Mr Ndlovu said on Monday 6th April that listed property returns were 18.8% for the year to date, boosted partly by a "strong" bond market. "The search for yield seems to be continuing."
"This year has been quite unusual though. The rand has weakened and bond yields have strengthened — yields have gone down and capital values have gone up. Normally, when the rand weakens, bond yields weaken — yields move up and capital values fall," he said.
Also contributing to the returns, which had "surprised on the upside", Mr Ndlovu said were the results from listed property companies and the outlook so far this year, which "has been better than expected".
Examples included Octodec Properties, which delivered income growth of 10.5% versus 7% market expectations. Similar growth was expected for the remainder of the year for Octodec.

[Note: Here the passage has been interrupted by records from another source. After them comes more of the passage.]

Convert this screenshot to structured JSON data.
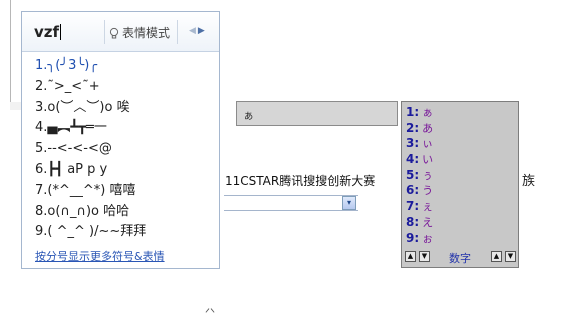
{
  "background": {
    "input_text": "ぁ",
    "link_text": "11CSTAR腾讯搜搜创新大赛",
    "edge_text": "族",
    "select_arrow": "▾",
    "scribble": "ᐟᐠ"
  },
  "ime": {
    "composition": "vzf",
    "mode_label": "表情模式",
    "mode_icon": "lightbulb-icon",
    "nav_prev": "◀",
    "nav_next": "▶",
    "candidates": [
      "1.╮(╯3╰)╭",
      "2.˜>_<˜+",
      "3.o(︶︿︶)o 唉",
      "4.▄︻┻┳═一",
      "5.--<-<-<@",
      "6.┣┫ aP p y",
      "7.(*^__^*) 嘻嘻",
      "8.o(∩_∩)o 哈哈",
      "9.( ^_^ )/~~拜拜"
    ],
    "footer_link": "按分号显示更多符号&表情"
  },
  "kana_panel": {
    "rows": [
      {
        "num": "1:",
        "char": "ぁ"
      },
      {
        "num": "2:",
        "char": "あ"
      },
      {
        "num": "3:",
        "char": "ぃ"
      },
      {
        "num": "4:",
        "char": "い"
      },
      {
        "num": "5:",
        "char": "ぅ"
      },
      {
        "num": "6:",
        "char": "う"
      },
      {
        "num": "7:",
        "char": "ぇ"
      },
      {
        "num": "8:",
        "char": "え"
      },
      {
        "num": "9:",
        "char": "ぉ"
      }
    ],
    "label": "数字",
    "btn_up": "▲",
    "btn_down": "▼"
  },
  "colors": {
    "ime_border": "#a5b7cf",
    "candidate_selected": "#1f4fb0",
    "footer_link": "#2a56b5",
    "kana_bg": "#c8c8c8",
    "kana_num": "#1c1c9c",
    "kana_char": "#7a1a9a"
  }
}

"Redefine Properties delivered numbers on the upper range of their guidance and came out with a positive outlook", while Delta Property Fund met its pre-listing guidance "and have a bullish income growth outlook of 20% for the next two years".
Also, there had been increased demand for listed-property stocks this year, an example of which was Stanlib having received "strong inflows from both retail and institutional clients".
For the next two years, Stanlib’s base case for annualised total returns from the sector is 8.7% a year. The bullish outlook is 12.4% a year, while a more bearish outlook places total returns at 5.3% a year. "The major risk for listed-property prices is bond yields moving up."
Mr Ndlovu said listed property was now trading at a one-year forward yield of 6.2% "which is in line with 10-year bond yields at 6.2%".
Ian Anderson, chief investment officer at Grindrod Asset Management, said on Monday that the listed sector’s strong performance for the year to date was driven by interest rate expectations.
"It is becoming increasingly clear that investors are actively seeking out securities and asset classes that offer an acceptable level of income, given the fact that official interest rates are expected to stay lower for longer," he said.
The forward yield on the listed-property sector had now declined to 6%, with distributions forecast to grow at about 7.3% a year over the next three years, he said. The yield on listed property was about 25 basis points lower than the yield on a 10-year government bond.
"This makes listed property relatively attractive given the above-inflation growth in distributions expected from the sector over the medium term," Mr Anderson said.